Last Modified: Thursday, August 11, 2016 10:08 AM
The next few months will be busy for Southern California Telephone and Energy as the company negotiates offtake agreements, continues the Federal Energy Regulatory Commission filing process for its $6.9 billion project on Monkey Island, and partners with a new LNG contractor.
SCT&E plans to construct a multibillion-dollar liquefied natural gas export terminal in Cameron Parish. The terminal received a 30-year authorization in 2014 from the Department of Energy for the export of 1.6 billion cubic feet per day of natural gas, or 12 million tons per year of domestically produced LNG.
SCT&E Chairman Greg Michaels said the formal filing for the project will be submitted to FERC in the last quarter of 2017 by Technip, the project management company tasked with executing engineering services vital to the terminal’s creation. SCT&E officials announced the partnership with Technip in late July and touted its experience with other LNG projects.

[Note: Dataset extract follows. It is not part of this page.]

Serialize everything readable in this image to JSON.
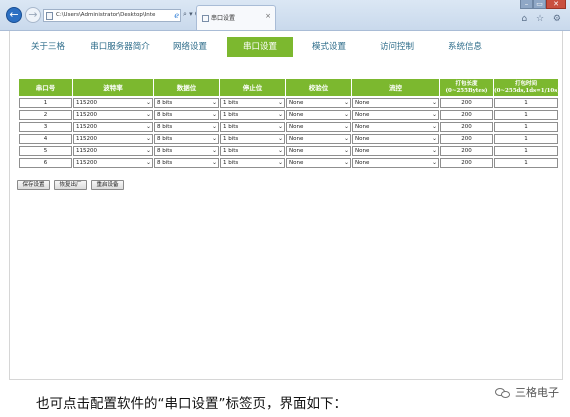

Michaels said SCT&E is also making headway with offtake agreements. He said several are being negotiated and should be finalized in the near future.
“Binding contracts of this nature take a considerable amount of time to negotiate,” he said. “The project is moving along steadily, and we are on our way to having the facility’s total 12 million-tons-per-year capacity fully contracted.”
By April, the company had signed four agreements for the sale of LNG from the facility, pushing the offtake total to 4.7 million tons per year. In May, SCT&E entered into an offtake agreement with a China-based gas distributor that company officials said was the first of its kind between a domestic developer and private Chinese LNG terminal owner.
“Our 20-year fixed-price LNG offering is a real game changer and is being widely accepted in the LNG industry,” Michaels said. “We have an outstanding team that works hard daily to move this project through completion, and a great group of supporters which we are very appreciative for.”
The export terminal, to be 2.5 miles from the Gulf of Mexico, should be operational by 2021, officials said.